IAG period highlights on results:

  • Passenger capacity operated in quarter 2 down 95.3 per cent on 2019 and for the six months down 56.2 per cent on 2019
  • Second quarter operating loss 1,365 million euros before exceptional items (2019 operating profit: 960 million euros)
  • Operating loss before exceptional items for the half year 1,900 million euros (2019 operating profit: 1,095 million euros)
  • Exceptional charge in the half year of 2,137 million euros on derecognition of fuel and foreign exchange hedges for 2020 and impairment of fleet
  • Loss after tax before exceptional items for the half year 1,965 million euros, and 2020 statutory loss after tax and exceptional items: 3,806 million euros (2019 profit: 806 million euros)
  • Cash of 6,016 million euros at June 30, 2020 down 667 million euros on December 31, 2019. Committed and undrawn general and aircraft facilities were 2.1 billion euros, bringing total liquidity to 8.1 billion euros.

Willie Walsh, IAG Chief Executive Officer, said: “In quarter 2 we’re reporting a record operating loss of 1,365 million euros before exceptional items compared to an operating profit of 960 million euros last year.
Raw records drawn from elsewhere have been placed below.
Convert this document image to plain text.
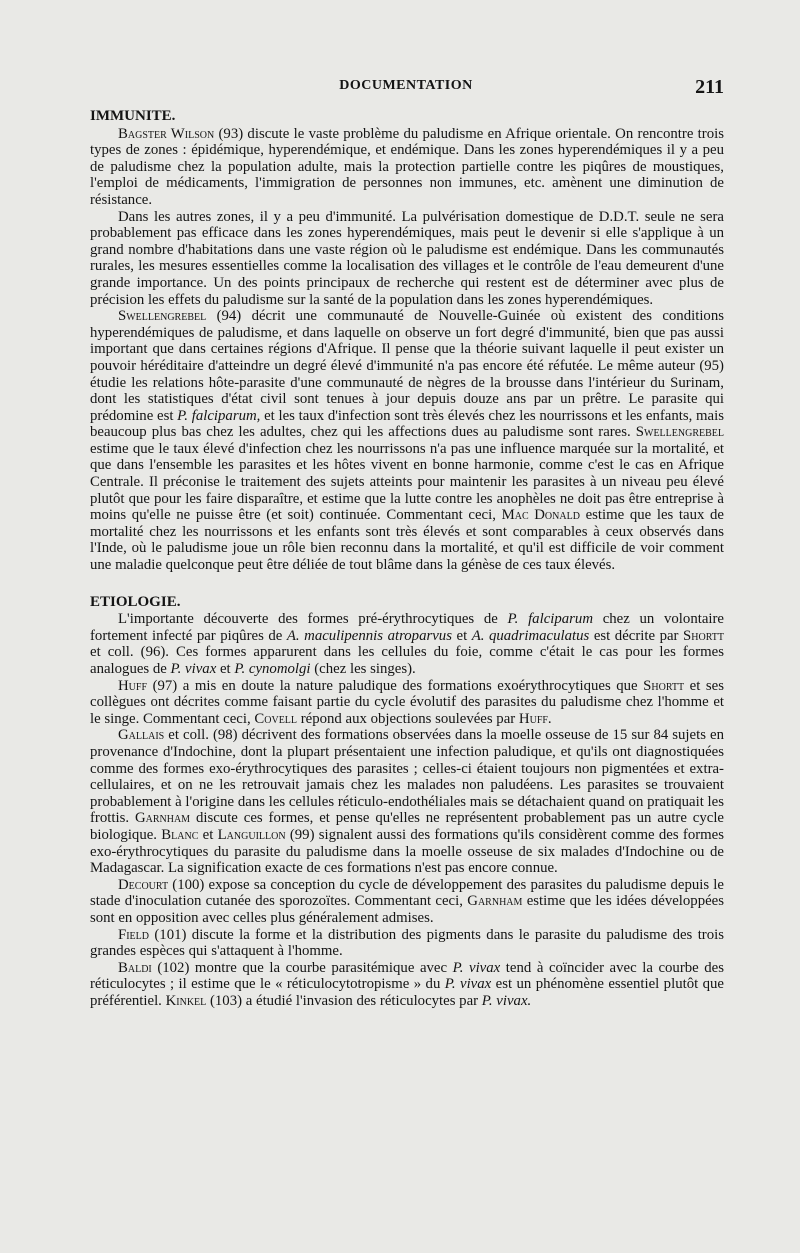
DOCUMENTATION	211
IMMUNITE.

Bagster Wilson (93) discute le vaste problème du paludisme en Afrique orientale. On rencontre trois types de zones : épidémique, hyperendémique, et endémique. Dans les zones hyperendémiques il y a peu de paludisme chez la population adulte, mais la protection partielle contre les piqûres de moustiques, l'emploi de médicaments, l'immigration de personnes non immunes, etc. amènent une diminution de résistance.

Dans les autres zones, il y a peu d'immunité. La pulvérisation domestique de D.D.T. seule ne sera probablement pas efficace dans les zones hyperendémiques, mais peut le devenir si elle s'applique à un grand nombre d'habitations dans une vaste région où le paludisme est endémique. Dans les communautés rurales, les mesures essentielles comme la localisation des villages et le contrôle de l'eau demeurent d'une grande importance. Un des points principaux de recherche qui restent est de déterminer avec plus de précision les effets du paludisme sur la santé de la population dans les zones hyperendémiques.

Swellengrebel (94) décrit une communauté de Nouvelle-Guinée où existent des conditions hyperendémiques de paludisme, et dans laquelle on observe un fort degré d'immunité, bien que pas aussi important que dans certaines régions d'Afrique. Il pense que la théorie suivant laquelle il peut exister un pouvoir héréditaire d'atteindre un degré élevé d'immunité n'a pas encore été réfutée. Le même auteur (95) étudie les relations hôte-parasite d'une communauté de nègres de la brousse dans l'intérieur du Surinam, dont les statistiques d'état civil sont tenues à jour depuis douze ans par un prêtre. Le parasite qui prédomine est P. falciparum, et les taux d'infection sont très élevés chez les nourrissons et les enfants, mais beaucoup plus bas chez les adultes, chez qui les affections dues au paludisme sont rares. Swellengrebel estime que le taux élevé d'infection chez les nourrissons n'a pas une influence marquée sur la mortalité, et que dans l'ensemble les parasites et les hôtes vivent en bonne harmonie, comme c'est le cas en Afrique Centrale. Il préconise le traitement des sujets atteints pour maintenir les parasites à un niveau peu élevé plutôt que pour les faire disparaître, et estime que la lutte contre les anophèles ne doit pas être entreprise à moins qu'elle ne puisse être (et soit) continuée. Commentant ceci, Mac Donald estime que les taux de mortalité chez les nourrissons et les enfants sont très élevés et sont comparables à ceux observés dans l'Inde, où le paludisme joue un rôle bien reconnu dans la mortalité, et qu'il est difficile de voir comment une maladie quelconque peut être déliée de tout blâme dans la génèse de ces taux élevés.

ETIOLOGIE.

L'importante découverte des formes pré-érythrocytiques de P. falciparum chez un volontaire fortement infecté par piqûres de A. maculipennis atroparvus et A. quadrimaculatus est décrite par Shortt et coll. (96). Ces formes apparurent dans les cellules du foie, comme c'était le cas pour les formes analogues de P. vivax et P. cynomolgi (chez les singes).

Huff (97) a mis en doute la nature paludique des formations exoérythrocytiques que Shortt et ses collègues ont décrites comme faisant partie du cycle évolutif des parasites du paludisme chez l'homme et le singe. Commentant ceci, Covell répond aux objections soulevées par Huff.

Gallais et coll. (98) décrivent des formations observées dans la moelle osseuse de 15 sur 84 sujets en provenance d'Indochine, dont la plupart présentaient une infection paludique, et qu'ils ont diagnostiquées comme des formes exo-érythrocytiques des parasites ; celles-ci étaient toujours non pigmentées et extra-cellulaires, et on ne les retrouvait jamais chez les malades non paludéens. Les parasites se trouvaient probablement à l'origine dans les cellules réticulo-endothéliales mais se détachaient quand on pratiquait les frottis. Garnham discute ces formes, et pense qu'elles ne représentent probablement pas un autre cycle biologique. Blanc et Languillon (99) signalent aussi des formations qu'ils considèrent comme des formes exo-érythrocytiques du parasite du paludisme dans la moelle osseuse de six malades d'Indochine ou de Madagascar. La signification exacte de ces formations n'est pas encore connue.

Decourt (100) expose sa conception du cycle de développement des parasites du paludisme depuis le stade d'inoculation cutanée des sporozoïtes. Commentant ceci, Garnham estime que les idées développées sont en opposition avec celles plus généralement admises.

Field (101) discute la forme et la distribution des pigments dans le parasite du paludisme des trois grandes espèces qui s'attaquent à l'homme.

Baldi (102) montre que la courbe parasitémique avec P. vivax tend à coïncider avec la courbe des réticulocytes ; il estime que le « réticulocytotropisme » du P. vivax est un phénomène essentiel plutôt que préférentiel. Kinkel (103) a étudié l'invasion des réticulocytes par P. vivax.
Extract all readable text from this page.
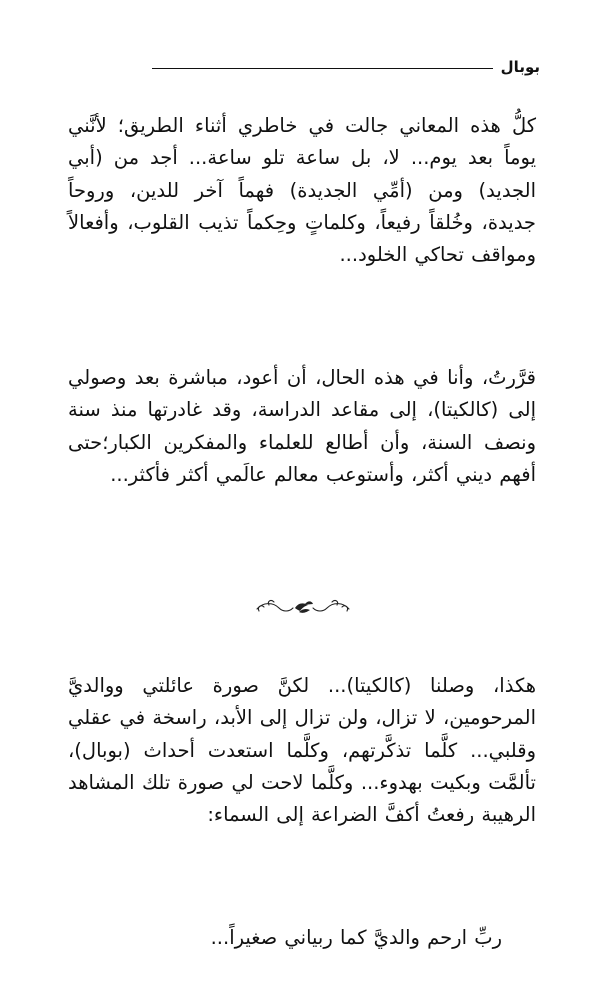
بوبال

كلُّ هذه المعاني جالت في خاطري أثناء الطريق؛ لأنَّني يوماً بعد يوم... لا، بل ساعة تلو ساعة... أجد من (أبي الجديد) ومن (أمِّي الجديدة) فهماً آخر للدين، وروحاً جديدة، وخُلقاً رفيعاً، وكلماتٍ وحِكماً تذيب القلوب، وأفعالاً ومواقف تحاكي الخلود...

قرَّرتُ، وأنا في هذه الحال، أن أعود، مباشرة بعد وصولي إلى (كالكيتا)، إلى مقاعد الدراسة، وقد غادرتها منذ سنة ونصف السنة، وأن أطالع للعلماء والمفكرين الكبار؛حتى أفهم ديني أكثر، وأستوعب معالم عالَمي أكثر فأكثر...

هكذا، وصلنا (كالكيتا)... لكنَّ صورة عائلتي ووالديَّ المرحومين، لا تزال، ولن تزال إلى الأبد، راسخة في عقلي وقلبي... كلَّما تذكَّرتهم، وكلَّما استعدت أحداث (بوبال)، تألمَّت وبكيت بهدوء... وكلَّما لاحت لي صورة تلك المشاهد الرهيبة رفعتُ أكفَّ الضراعة إلى السماء:

ربِّ ارحم والديَّ كما ربياني صغيراً...
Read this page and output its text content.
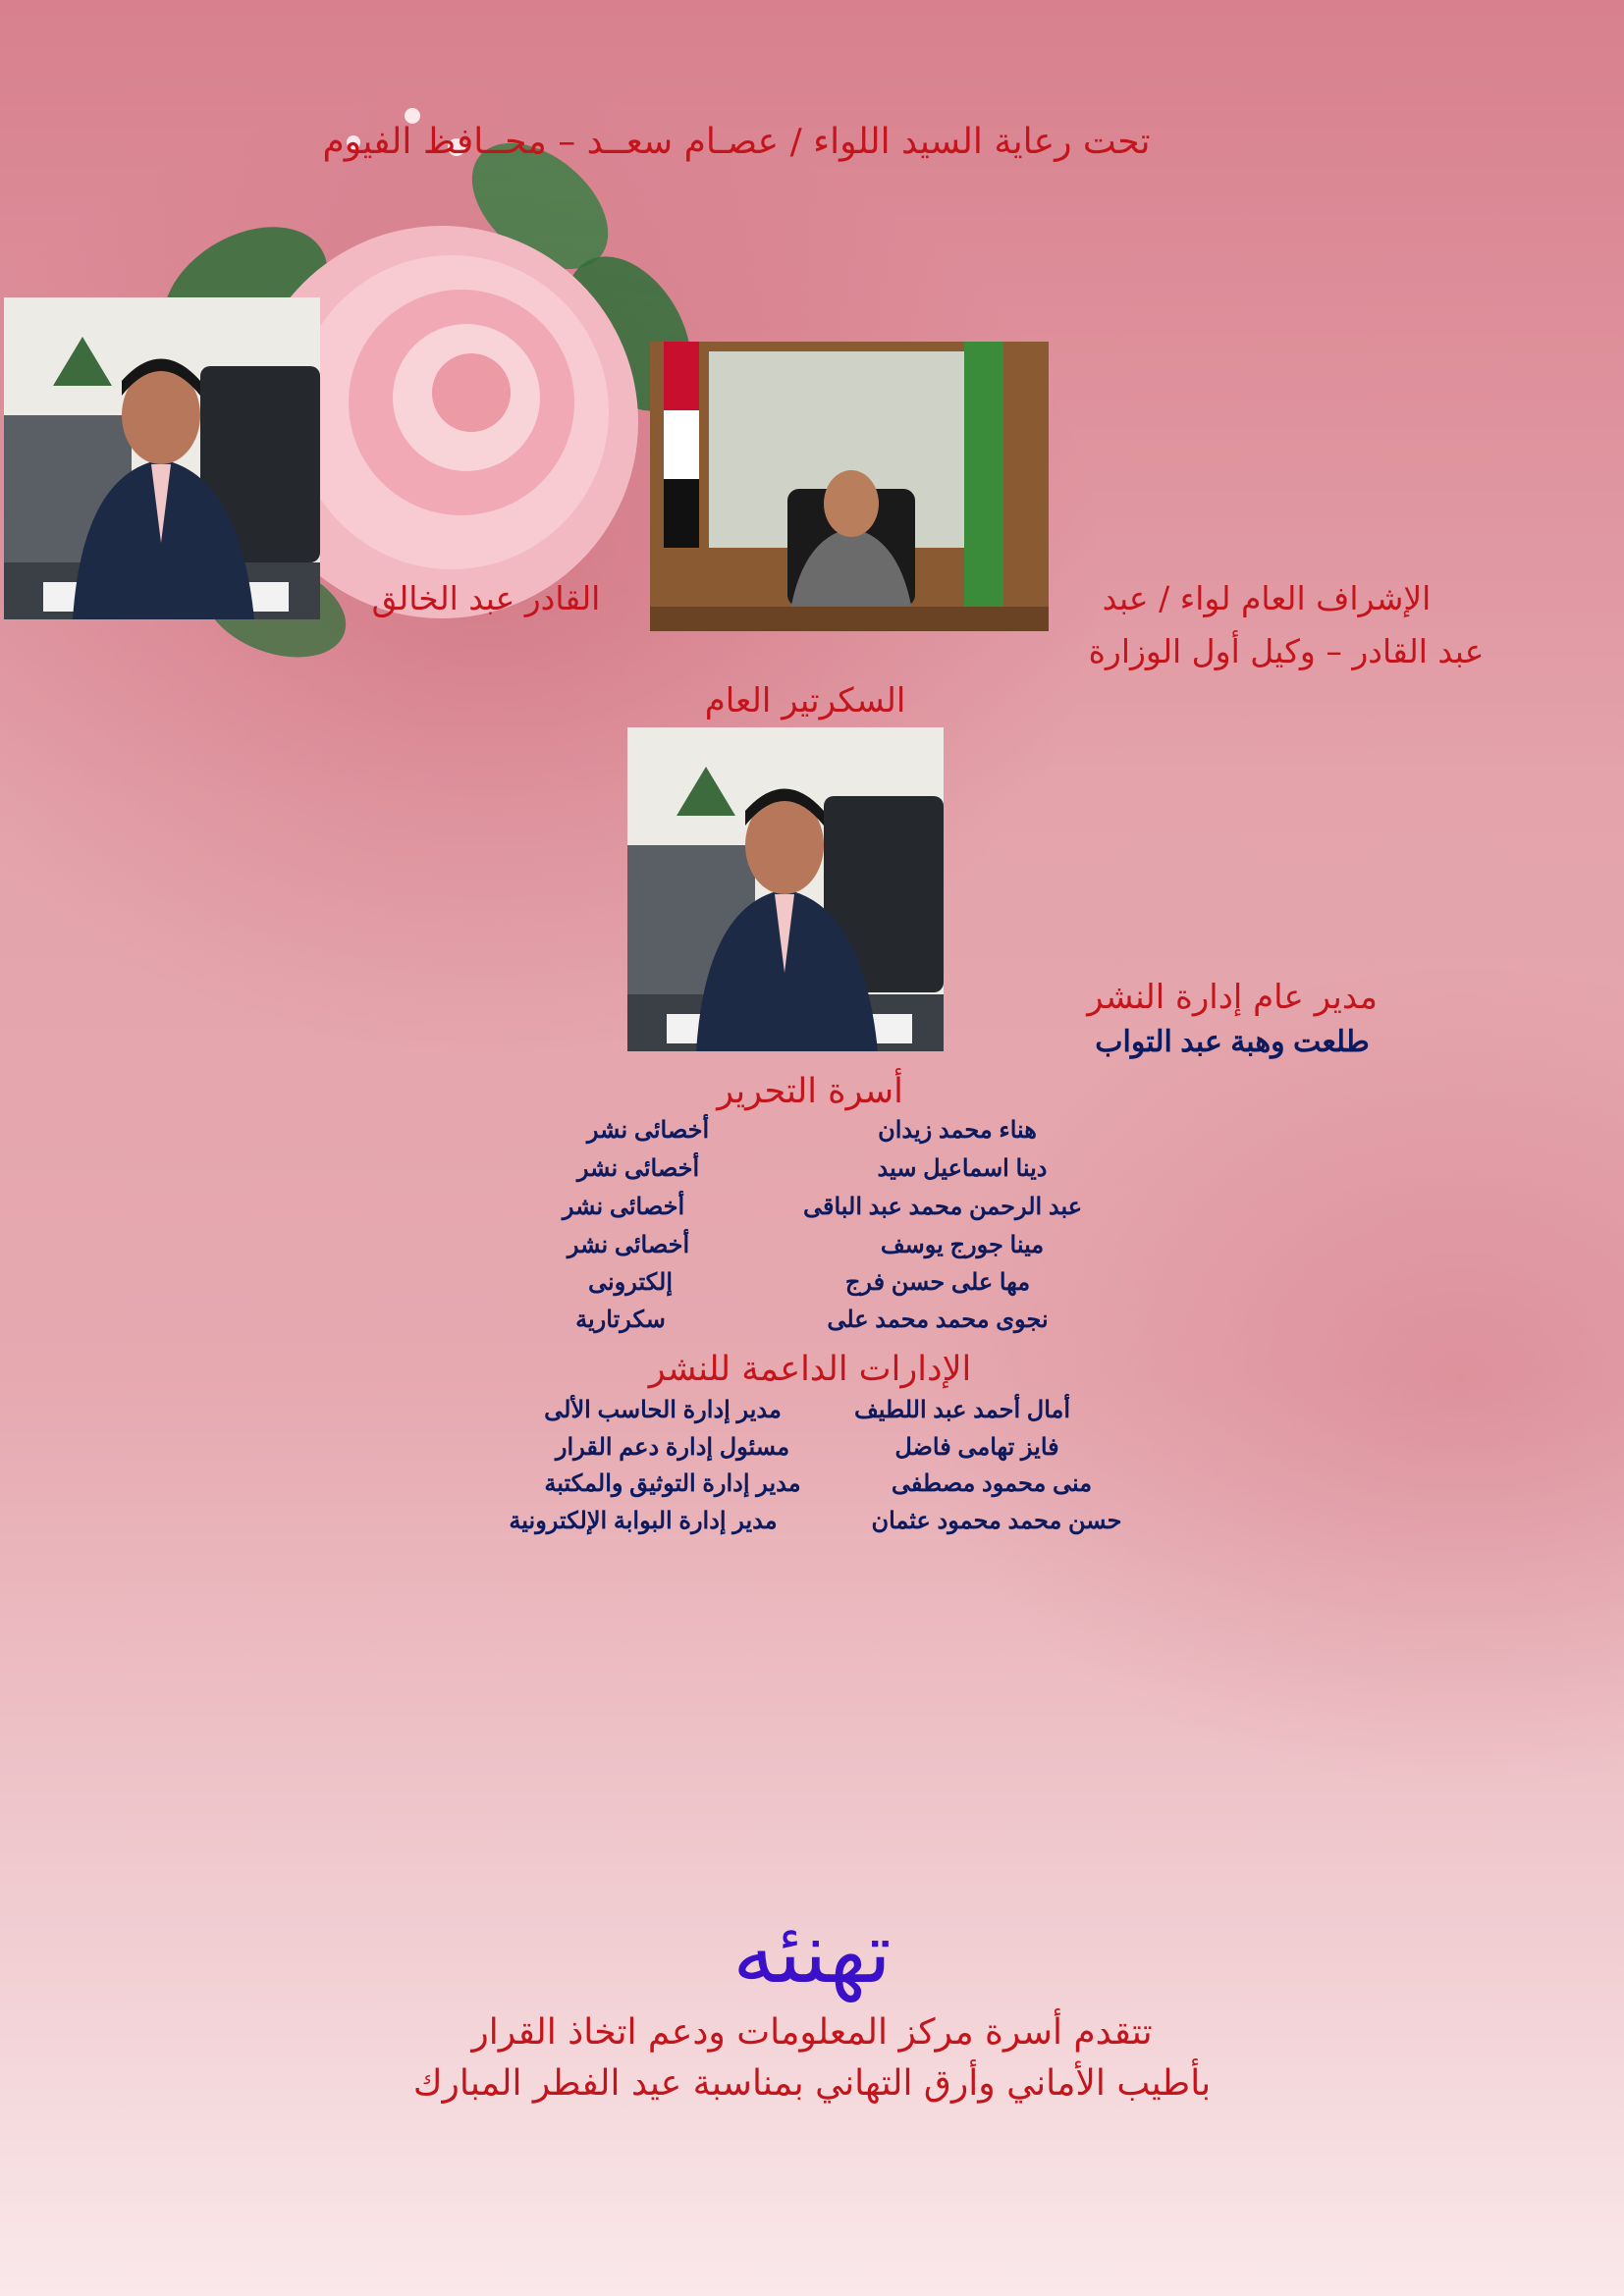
تحت رعاية السيد اللواء / عصـام سعــد – محــافظ الفيوم
القادر عبد الخالق	الإشراف العام لواء / عبد
عبد القادر – وكيل أول الوزارة
السكرتير العام
مدير عام إدارة النشر
طلعت وهبة عبد التواب
أسرة التحرير
هناء محمد زيدان
أخصائى نشر
دينا اسماعيل سيد
أخصائى نشر
عبد الرحمن محمد عبد الباقى
أخصائى نشر
مينا جورج يوسف
أخصائى نشر
مها على حسن فرج
إلكترونى
نجوى محمد محمد على
سكرتارية
الإدارات الداعمة للنشر
أمال أحمد عبد اللطيف
مدير إدارة الحاسب الألى
فايز تهامى فاضل
مسئول إدارة دعم القرار
منى محمود مصطفى
مدير إدارة التوثيق والمكتبة
حسن محمد محمود عثمان
مدير إدارة البوابة الإلكترونية
تهنئه
تتقدم أسرة مركز المعلومات ودعم اتخاذ القرار
بأطيب الأماني وأرق التهاني بمناسبة عيد الفطر المبارك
Total operating losses including exceptional items relating to the early retirement of British Airways’ Boeing 747s and Iberia’s Airbus A340s came to 2,177 million euros. “We operated 1,875 cargo-only flights using passenger aircraft in quarter 2 which was an important cash contributor to the Group. All IAG airlines made substantial losses. As a result of government travel restrictions, quarter 2 passenger traffic fell by 98.4 per cent on a capacity reduction in the quarter of 95.3 per cent. We have seen evidence that demand recovers when government restrictions are lifted. Our airlines have put in place measures to provide additional reassurance to their customers and employees on board and at the airport.

We continue to expect that it will take until at least 2023 for passenger demand to recover to 2019 levels. Each airline has taken actions to adjust their business and reduce their cost base to reflect forecast demand in their markets not just to get through this crisis but to ensure they remain competitive in a structurally changed industry.

“IAG continues to take action to strengthen its balance sheet and liquidity position including more than halving its operating cash costs and significantly reducing its capital spending. At the end of June liquidity stood at 8.1 billion euros. Based on our current capacity planning scenario, we would reach breakeven in terms of Net cash flows from operating activities during quarter 4 2020.

“Subject to shareholder approval at our AGM on September 8, IAG will undertake a capital increase of up to 2.75 billion euros which will enhance the Group’s resilience, balance sheet and liquidity position. We’re delighted that our largest shareholder, Qatar Airways, has already committed to support the proposed capital raising. This will best position IAG to continue
executing its strategic objectives and capitalise on its existing market leading position and future growth and consolidation opportunities.”